Dalam kasus penggunaan software AutoCad yang tidak berlisensi tersebut, PT MI dan PT KDK telah melanggar UU hak cipta.UU hak cipta tersebut telah dilanggar sebab dengan menggunakan software AutoCad tersebut untuk kepentingan ekonomi, maka PT MI dan PT KDK telah merugikan pemilik hak cipta/lisensi. Pemilik hak cipta mengalami kerugian sebab pemilik hak cipta tidak mendapatkan royalti atas penggunaan hasil ciptaan yang menjadi haknya serta dimata hukum hal tersebut adalah ilegal.
Berdasarkan UU Nomor 28 Tahun 2014, tercantum pula sanksi bagi yang melakukan pelanggaran hak cipta. Pada pasal 116 UU Nomor 28 Tahun 2014 tercantum bahwa bagi Setiap Orang yang dengan tanpa hak melakukan pelanggaran hak ekonomi sebagaimana dimaksud dalam Pasal 23 ayat (21 huruf a, huruf b, dan/atau huruf f, untuk Penggunaan Secara Komersial dipidana dengan pidana penjara paling lama 3 (tiga) tahun dan/atau pidana denda paling banyak Rp500.000.000,00 (lima ratus juta rupiah).

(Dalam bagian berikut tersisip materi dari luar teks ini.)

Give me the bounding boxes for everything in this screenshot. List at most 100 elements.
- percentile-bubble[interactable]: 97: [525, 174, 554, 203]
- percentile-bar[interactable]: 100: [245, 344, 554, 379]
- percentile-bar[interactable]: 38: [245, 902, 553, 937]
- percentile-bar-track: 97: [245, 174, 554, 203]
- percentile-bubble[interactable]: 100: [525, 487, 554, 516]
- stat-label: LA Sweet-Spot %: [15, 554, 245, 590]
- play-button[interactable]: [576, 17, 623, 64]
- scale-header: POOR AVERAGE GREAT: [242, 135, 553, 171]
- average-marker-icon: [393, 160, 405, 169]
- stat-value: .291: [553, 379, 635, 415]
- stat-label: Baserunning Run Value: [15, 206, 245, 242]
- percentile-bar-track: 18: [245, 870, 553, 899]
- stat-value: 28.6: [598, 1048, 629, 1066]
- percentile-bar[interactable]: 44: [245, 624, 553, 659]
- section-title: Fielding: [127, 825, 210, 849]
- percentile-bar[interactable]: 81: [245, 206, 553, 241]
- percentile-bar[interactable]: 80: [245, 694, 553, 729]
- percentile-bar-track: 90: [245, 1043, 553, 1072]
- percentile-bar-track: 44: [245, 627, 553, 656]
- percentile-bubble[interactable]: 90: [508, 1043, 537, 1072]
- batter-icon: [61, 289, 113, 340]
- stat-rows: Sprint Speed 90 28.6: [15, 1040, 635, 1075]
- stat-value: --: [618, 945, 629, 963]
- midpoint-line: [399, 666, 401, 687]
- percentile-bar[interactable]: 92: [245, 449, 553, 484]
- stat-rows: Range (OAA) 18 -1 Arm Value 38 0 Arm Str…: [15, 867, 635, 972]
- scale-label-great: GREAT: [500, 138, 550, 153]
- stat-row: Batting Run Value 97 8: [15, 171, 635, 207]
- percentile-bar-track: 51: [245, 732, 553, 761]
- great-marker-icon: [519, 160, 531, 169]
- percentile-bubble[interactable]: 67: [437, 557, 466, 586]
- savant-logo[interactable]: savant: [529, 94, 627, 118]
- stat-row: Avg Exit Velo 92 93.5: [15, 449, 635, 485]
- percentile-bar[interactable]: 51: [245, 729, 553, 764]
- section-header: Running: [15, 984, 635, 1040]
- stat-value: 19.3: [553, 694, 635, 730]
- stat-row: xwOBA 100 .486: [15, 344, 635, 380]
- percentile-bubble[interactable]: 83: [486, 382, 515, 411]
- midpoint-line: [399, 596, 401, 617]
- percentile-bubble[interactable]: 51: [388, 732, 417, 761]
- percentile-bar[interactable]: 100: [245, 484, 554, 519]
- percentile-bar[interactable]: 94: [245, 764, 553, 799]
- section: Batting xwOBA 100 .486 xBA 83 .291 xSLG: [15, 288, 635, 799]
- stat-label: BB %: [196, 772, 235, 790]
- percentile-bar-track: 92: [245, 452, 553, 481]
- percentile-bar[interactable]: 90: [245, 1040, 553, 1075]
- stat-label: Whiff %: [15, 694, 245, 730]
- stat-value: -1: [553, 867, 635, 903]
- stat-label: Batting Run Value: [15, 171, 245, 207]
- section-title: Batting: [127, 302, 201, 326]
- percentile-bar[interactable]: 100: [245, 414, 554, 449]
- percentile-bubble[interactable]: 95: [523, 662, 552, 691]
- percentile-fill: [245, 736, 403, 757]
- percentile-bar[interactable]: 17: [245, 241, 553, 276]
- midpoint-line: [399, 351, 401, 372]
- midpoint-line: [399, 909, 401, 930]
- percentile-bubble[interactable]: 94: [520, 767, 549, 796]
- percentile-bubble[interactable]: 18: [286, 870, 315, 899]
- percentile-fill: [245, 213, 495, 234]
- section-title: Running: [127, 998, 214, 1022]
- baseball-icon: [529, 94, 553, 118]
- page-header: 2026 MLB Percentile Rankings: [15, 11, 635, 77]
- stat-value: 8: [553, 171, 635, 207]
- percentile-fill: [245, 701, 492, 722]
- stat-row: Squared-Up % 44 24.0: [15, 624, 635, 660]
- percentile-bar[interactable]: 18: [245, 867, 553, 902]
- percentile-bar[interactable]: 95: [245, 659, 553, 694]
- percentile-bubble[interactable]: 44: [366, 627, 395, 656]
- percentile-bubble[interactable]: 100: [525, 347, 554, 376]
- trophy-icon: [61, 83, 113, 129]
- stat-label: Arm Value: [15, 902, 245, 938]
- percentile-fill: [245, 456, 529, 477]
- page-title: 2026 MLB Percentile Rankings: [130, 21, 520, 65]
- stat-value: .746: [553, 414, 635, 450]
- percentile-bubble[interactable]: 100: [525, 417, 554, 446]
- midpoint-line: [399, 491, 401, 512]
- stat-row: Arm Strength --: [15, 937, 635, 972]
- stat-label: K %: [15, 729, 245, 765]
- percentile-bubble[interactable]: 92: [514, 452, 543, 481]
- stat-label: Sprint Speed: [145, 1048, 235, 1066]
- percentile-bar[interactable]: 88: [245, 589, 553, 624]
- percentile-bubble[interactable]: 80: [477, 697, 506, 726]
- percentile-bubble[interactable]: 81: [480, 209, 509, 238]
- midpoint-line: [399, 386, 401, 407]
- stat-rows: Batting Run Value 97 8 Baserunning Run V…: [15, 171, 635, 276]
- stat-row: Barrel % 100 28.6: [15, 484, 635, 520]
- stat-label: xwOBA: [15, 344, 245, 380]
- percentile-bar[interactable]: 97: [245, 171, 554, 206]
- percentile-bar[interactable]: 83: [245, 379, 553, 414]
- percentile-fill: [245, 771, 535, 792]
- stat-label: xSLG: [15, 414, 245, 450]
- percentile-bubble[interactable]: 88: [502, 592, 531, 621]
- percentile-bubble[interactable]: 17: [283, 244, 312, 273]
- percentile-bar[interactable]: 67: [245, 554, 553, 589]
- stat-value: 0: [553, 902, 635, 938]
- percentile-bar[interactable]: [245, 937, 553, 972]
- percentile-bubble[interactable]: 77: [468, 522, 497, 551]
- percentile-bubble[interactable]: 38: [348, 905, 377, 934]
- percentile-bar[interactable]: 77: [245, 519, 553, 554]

Selain itu, kasus ini terjadi juga akibat/efek dari pembajakan hak cipta. Menurut UU Nomor 28 Tahun 2014, Pembajakan adalah Penggandaan Ciptaan dan/atau produk Hak Terkait secara tidak sah dan pendistribusian barang hasil penggandaan dimaksud secara luas untuk memperoleh keuntungan ekonomi.
            Berdasarkan UU Nomor 28 Tahun 2014, tercantum pula sanksi bagi yang melakukan pembajakan hak cipta. Pada pasal 117 UU Nomor 28 Tahun 2014, tercantum bahwa bagi Setiap Orang yang memenuhi unsur sebagaimana dimaksud pada ayat (21 yang dilakukan dalam bentuk Pembajakan dipidana dengan pidana penjara paling Iama 10 (sepuluh) tahun dan/atau pidana denda paling banyak Rp 4.000.000.000,00 (empat miliar rupiah).
            Menurut pendapat saya, penindakan terhadap okunum maupun perusahaan yang melanggar hak cipta merupakan salah satu upaya yang tepat. Namun, akan lebih efektif apabila dilakukan pula pencegahan terhadap pelanggaran hak cipta, misalnya dengan memperketat pengawasan peredaran hasil hak cipta serta pemberantasan pembajakan hak cipta.